Premier billet de cet hiver 2017/2018 suite à notre première sortie avec Perrine. On a placé la barre très haut niveau connerie. Très très haut.

Quand j'étais gamin, je me souviens de nuits entières, où caché sous ma couette, avec une lampe torche que je scotchais sur mon front pour en faire une frontale et je lisais alors les récits de Messner, Kammerlander, Bonatti, tous ces grands alpinistes qui avaient réalisé de magnifiques ascensions hivernales sur les plus beaux et hauts sommets du monde.

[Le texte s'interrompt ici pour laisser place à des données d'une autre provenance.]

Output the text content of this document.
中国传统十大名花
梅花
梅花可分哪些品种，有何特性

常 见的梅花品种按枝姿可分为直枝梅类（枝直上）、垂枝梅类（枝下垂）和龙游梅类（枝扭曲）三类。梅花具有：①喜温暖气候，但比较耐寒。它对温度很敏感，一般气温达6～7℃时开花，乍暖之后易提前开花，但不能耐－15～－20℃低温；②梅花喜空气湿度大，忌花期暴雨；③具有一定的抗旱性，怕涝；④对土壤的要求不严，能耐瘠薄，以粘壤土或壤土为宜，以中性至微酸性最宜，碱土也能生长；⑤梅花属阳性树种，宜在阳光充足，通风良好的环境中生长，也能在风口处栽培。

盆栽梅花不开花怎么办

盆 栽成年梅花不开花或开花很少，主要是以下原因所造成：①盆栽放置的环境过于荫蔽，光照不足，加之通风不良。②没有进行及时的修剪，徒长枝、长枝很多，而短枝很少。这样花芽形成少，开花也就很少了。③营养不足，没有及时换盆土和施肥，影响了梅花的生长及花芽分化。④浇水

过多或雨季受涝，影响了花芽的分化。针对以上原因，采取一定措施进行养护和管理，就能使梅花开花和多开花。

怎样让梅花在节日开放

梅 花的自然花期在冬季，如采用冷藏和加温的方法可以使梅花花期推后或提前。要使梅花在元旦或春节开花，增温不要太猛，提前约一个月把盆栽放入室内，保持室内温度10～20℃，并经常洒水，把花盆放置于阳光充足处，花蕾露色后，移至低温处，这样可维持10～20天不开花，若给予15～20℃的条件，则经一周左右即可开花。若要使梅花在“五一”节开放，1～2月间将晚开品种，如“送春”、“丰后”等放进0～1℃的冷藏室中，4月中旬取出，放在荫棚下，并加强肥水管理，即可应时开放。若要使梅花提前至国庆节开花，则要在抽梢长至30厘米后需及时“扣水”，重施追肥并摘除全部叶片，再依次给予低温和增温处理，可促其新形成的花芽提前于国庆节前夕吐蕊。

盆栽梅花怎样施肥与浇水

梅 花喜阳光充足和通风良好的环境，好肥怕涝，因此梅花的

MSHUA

Mais aucun de ces clowns n'avait fait Sérichamp en hiver. Tu m'étonnes Elton.

Bon, trêve de conneries, Sérichamp, c'est certes un sommet mais surtout une chaume. Un chaumet si vous préférez.Y'a rien à faire là-haut. Du point de vue alpin je veux dire. En été, si je devais résumer Sérichamp avec une image, ce serait une glacière bleue Campingaz. En hiver, une paire de skis de fond. Vous pouvez prendre des vieilles lattes pourries, c'est plat en haut et pour descendre c'est tout plat aussi. Y'a 2/3 montées aussi dans le secteur, mais elles sont plates comme un oeuf (au plat).

Et aujourd'hui, avec Perrine, nous étions à 9h sur un parking à proximité du Valtin pour affronter la Bête. Baudriers, piolets, ARVA, pelle, râteau, seau, sonde, broches, machard, crampons, 50m de corde, bref aussi achalandés que la quincaillerie de la Vologne à Gérardmer.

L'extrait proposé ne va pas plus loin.